Mariano Mamertino, senior economist for Europe, the Middle East and Africa at LinkedIn, said the labor market in Europe is also expected to get stronger this year, which could give more people the opportunity to change roles. About 58% of Europeans say they’re considering changing jobs this year, according to a LinkedIn survey of approximately 9,000 workers — though it was completed before Russia invaded Ukraine, which economists have warned could push the region into a recession.

“When the labor market gets really tight, it’s when there’s more opportunity available,” said Mamertino.

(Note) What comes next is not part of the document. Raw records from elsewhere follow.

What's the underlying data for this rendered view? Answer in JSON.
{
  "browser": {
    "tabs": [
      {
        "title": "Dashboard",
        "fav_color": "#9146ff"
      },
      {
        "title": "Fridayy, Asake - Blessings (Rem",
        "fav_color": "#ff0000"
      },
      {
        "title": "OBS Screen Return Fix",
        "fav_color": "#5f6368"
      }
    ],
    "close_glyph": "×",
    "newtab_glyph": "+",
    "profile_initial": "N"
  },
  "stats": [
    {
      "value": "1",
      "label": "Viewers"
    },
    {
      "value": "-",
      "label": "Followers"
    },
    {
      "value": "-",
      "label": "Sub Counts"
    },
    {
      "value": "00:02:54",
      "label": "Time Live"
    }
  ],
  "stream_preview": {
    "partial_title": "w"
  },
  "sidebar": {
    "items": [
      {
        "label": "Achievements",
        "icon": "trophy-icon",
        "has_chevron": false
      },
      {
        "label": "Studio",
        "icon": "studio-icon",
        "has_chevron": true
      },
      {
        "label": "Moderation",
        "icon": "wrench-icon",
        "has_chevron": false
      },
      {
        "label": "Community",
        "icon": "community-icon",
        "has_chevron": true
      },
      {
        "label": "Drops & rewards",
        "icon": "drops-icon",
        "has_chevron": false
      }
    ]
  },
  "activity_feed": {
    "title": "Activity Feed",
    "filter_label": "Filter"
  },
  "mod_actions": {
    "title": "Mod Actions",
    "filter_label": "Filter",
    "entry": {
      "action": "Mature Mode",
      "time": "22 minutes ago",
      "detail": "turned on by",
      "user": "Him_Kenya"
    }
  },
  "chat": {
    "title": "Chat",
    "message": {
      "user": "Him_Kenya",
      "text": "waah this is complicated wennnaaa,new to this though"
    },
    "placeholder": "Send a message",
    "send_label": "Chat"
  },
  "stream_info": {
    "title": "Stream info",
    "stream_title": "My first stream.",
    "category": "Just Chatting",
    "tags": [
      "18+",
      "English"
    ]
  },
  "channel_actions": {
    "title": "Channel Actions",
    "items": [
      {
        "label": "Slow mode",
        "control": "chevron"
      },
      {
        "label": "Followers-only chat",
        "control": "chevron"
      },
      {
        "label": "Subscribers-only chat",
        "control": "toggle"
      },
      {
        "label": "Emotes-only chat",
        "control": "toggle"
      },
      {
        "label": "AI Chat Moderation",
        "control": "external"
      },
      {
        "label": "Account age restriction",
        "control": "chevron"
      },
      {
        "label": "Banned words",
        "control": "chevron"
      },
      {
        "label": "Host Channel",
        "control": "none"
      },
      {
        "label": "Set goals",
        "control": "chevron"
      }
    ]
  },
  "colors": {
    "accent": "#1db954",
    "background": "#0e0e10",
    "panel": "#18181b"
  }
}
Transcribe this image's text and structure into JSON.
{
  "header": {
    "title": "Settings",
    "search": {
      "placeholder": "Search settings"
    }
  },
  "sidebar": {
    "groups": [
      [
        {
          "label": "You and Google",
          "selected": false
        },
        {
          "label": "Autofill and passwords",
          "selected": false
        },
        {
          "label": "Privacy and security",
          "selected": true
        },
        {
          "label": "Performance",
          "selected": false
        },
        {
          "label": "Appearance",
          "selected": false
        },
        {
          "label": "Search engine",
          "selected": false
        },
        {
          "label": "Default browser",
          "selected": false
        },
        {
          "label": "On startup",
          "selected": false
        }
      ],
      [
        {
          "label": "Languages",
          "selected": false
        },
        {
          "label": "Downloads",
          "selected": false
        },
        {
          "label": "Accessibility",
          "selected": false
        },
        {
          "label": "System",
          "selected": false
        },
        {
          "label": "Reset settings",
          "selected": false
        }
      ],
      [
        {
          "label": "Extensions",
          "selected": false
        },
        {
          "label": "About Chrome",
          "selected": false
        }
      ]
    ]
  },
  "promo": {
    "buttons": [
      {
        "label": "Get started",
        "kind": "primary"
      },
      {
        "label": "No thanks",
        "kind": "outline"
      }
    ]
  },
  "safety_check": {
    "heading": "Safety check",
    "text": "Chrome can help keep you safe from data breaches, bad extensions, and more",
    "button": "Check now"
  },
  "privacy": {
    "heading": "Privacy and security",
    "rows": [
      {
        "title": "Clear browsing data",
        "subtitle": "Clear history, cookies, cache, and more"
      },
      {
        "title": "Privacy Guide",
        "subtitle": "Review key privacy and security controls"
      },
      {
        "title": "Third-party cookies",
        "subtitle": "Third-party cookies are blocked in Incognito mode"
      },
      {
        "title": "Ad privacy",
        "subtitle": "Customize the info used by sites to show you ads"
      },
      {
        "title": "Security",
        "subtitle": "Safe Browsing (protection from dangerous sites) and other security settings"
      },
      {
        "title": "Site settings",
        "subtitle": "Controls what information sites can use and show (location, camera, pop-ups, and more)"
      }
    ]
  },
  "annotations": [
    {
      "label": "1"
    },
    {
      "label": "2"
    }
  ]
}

In professions like nursing, especially, there are signs that burnout is reaching unsustainable levels. A survey of more than 9,500 nurses by the UK’s Royal College of Nursing published late last year found that 57% of respondents were thinking about leaving their jobs or actively planning to leave. The top reasons given were feeling undervalued and feeling exhausted.

Ming Buckley, the Sydney-based worker who left EY — one of the “Big 4” accounting firms — said mental health also played a big role in her decision to depart.

“I just started to feel like I was part of a big machine,” she said. “I never saw myself as someone who would be part of the race to climb the corporate ladder.”

She took a few months off and recently started interviewing. This time, she’s looking for a part-time role at a nonprofit — something that aligns more closely with her values, and will allow her to launch a coaching and mentoring business on the side. It’s an epiphany — helped along by the pandemic.

“I don’t think people woke up one day and were super unhappy with their jobs,” Ming Buckley said. “I think it’s been building for years and years and years.”